A voz do juiz voltou a ouvir-se.
— A meia dúzia fica melhor, não lhe parece? E se ele é rápido no manejo da navalha, nós somo-lo nas armas de mão. Esqueci-me de dizer-lhe que me chamavam «Cospe-Chumbo» Benton... Dizem que impunha a justiça a meu modo, de «Colts» na mão quando era necessário, mas garanto-lhe que esta é a justiça que as pessoas entendem melhor: a do pau. Ou do chumbo.

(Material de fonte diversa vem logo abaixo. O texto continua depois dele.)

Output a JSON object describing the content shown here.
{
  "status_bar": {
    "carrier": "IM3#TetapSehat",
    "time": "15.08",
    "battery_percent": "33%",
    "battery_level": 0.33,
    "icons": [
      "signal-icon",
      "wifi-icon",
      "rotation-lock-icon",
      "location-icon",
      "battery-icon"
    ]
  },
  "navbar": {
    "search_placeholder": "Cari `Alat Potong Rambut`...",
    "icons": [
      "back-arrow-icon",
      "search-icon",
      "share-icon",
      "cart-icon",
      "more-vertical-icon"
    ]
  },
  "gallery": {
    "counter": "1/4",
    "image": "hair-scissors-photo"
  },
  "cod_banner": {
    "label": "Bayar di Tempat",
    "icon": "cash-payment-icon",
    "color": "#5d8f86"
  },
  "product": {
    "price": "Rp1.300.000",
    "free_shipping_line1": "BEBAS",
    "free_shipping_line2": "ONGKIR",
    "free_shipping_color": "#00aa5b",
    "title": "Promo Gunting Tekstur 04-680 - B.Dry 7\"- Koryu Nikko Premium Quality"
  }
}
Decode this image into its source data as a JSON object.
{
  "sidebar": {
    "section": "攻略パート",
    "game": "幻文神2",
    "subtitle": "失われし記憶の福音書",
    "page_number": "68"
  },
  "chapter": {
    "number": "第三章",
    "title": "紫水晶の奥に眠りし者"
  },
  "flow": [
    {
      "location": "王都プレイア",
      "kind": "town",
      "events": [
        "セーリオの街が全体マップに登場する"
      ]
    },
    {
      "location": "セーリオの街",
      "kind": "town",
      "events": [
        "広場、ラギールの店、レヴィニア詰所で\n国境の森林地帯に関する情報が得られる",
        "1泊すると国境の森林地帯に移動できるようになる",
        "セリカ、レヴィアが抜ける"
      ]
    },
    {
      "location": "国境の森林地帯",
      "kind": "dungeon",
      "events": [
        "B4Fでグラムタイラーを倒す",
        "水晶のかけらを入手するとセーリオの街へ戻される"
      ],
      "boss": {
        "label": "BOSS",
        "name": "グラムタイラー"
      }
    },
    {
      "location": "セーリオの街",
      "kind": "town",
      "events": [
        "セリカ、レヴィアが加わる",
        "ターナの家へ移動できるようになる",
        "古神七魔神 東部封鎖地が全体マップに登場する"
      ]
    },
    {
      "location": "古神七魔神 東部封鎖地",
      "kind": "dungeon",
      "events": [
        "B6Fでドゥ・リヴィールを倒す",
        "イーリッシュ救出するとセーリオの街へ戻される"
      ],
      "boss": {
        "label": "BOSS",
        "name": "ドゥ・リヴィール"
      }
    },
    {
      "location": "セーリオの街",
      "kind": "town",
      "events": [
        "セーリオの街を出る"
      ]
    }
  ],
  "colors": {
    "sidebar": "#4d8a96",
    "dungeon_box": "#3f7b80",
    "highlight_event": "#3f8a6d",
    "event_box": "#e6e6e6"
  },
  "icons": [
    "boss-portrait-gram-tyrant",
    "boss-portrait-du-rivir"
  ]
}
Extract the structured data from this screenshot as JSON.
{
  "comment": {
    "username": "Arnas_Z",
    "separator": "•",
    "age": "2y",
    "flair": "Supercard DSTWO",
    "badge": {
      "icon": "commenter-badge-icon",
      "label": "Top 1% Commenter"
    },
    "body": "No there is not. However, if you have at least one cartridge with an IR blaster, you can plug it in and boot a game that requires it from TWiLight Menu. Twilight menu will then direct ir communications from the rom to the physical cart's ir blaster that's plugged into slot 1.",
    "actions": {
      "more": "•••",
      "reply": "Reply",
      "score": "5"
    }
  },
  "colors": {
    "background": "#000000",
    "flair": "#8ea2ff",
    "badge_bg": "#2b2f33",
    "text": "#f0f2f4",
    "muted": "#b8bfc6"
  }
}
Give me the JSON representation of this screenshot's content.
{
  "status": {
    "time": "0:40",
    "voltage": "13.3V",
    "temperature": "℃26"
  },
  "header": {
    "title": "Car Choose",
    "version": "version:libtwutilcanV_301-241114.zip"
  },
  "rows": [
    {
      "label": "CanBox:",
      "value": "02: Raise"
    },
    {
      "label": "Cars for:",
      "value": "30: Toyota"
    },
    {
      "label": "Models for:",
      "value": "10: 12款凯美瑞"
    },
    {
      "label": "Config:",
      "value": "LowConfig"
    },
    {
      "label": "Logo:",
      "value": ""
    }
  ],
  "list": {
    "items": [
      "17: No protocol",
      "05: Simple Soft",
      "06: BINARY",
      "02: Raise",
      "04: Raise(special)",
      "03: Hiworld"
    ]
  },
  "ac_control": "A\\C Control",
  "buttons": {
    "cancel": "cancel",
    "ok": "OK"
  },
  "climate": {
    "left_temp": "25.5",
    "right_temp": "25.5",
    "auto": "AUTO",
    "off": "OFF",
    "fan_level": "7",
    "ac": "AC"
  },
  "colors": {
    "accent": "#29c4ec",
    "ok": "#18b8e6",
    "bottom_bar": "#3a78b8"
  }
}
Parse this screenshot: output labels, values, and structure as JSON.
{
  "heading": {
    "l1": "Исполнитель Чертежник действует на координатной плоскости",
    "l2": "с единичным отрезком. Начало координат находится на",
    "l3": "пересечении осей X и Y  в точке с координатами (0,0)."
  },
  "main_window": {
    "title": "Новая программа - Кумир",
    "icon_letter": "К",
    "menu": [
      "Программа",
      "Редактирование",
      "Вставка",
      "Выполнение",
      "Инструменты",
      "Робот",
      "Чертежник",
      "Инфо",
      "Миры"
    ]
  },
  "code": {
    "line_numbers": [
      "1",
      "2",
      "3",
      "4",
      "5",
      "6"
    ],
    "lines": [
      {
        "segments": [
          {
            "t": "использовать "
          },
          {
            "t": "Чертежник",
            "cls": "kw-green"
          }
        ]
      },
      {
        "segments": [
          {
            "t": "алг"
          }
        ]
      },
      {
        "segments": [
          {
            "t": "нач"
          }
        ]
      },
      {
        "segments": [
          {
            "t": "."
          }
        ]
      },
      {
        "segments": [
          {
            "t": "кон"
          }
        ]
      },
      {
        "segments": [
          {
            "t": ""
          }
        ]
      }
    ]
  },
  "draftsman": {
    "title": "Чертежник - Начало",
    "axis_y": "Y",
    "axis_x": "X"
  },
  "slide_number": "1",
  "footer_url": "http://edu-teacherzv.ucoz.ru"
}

— Por que lhe interessa o Oeste, Benton?
— Sou juiz porque nasci para isso, mas sem haver estudado. Quando o Este começou a povoar-se, chegaram juízes carregados de dívidas e de desonra, que abandonaram os seus países em busca de fortuna na América. Porém, não eram suficientes, e como não havia Universidade nem possibilidades de estudar, as pessoas, para dirimirem as suas questões, aceitavam as sentenças ditadas por homens que gozavam da sua confiança. Eu era um desses homens. Andava sempre a viajar e quando chegava a uma povoação apresentavam-me os problemas, que resolvia com justiça, se podia. O mal do cargo era que eu mesmo tinha de executar a sentença, e isso obrigava-me a manejar os «Colts» como outros manejam a navalha. A coisa complicou-se há meio ano. Tive de justiçar um xerife e tal facto foi a minha desgraça. Outro, no meu lugar, talvez tivesse preferido dar-lhe razão, mas garanto-lhes que, em justiça, tinha de pendurá-lo. Não o pendurei, mas enchi-o de chumbo, enquanto procurava convencê-lo da necessidade de deixar pôr a gravata de cânhamo. A partir daquele momento, a situação modificou-se. O Governo proibiu este exercício da justiça, que classificou de ilegal, e vi-me obrigado a procurar novos locais para operar, onde ainda não tenha chegado a Jus-liça e, portanto, as coisas caminhem bem. Por isso desejo ir mais longe do que os demais. E vocês vão, não é verdade?...
— É, «Cospe-Chumbo» Benton... Quer café?
— Não uma chávena, mas duas... e cheias de «whisky» — replicou, ao mesmo tempo que saltava da boleia e se dirigia para Patrick, de mão estendida.
Meia hora depois estavam todos reunidos junto do fogo.
— Como disse há pouco o juiz, reunimos meia dúzia de carroções. Creio que somos suficientes para tentarmos atravessar o deserto com êxito e descobrirmos novas terras. Sou de opinião de que devemos partir amanhã ao amanhecer. Que dizem?
— O mais cedo possível — murmurou John Huston, o irmão magricela, que permanecia a maior parte do tempo de olhar perdido no infinito, sem falar, como se estivesse ausente.
— Esta tarde compraremos algumas provisões que nos faltam, barris para o transporte de água, que encheremos antes de entrarmos no deserto, e trataremos dos últimos pormenores para partirmos logo de manhã.
Ninguém se manifestou em desacordo.
Benton levantou-se com uma chávena cheia de «whisky» e exclamou:
— Brindo pelo êxito da «caravana dos desesperados»
— Não, pela caravana dos esperançados — corrigir Patrick, com um sorriso.
E assim era. Todos começavam a aventura arrastando o seu passado, muitas vezes tenebroso, que ocultavam debaixo de um sorriso e de uma alegria aparente, do silêncio ou da verborreia. Não se podia negar tratar-se de um grupo de pessoas que fugiam de algo impossível de esquecer: passado.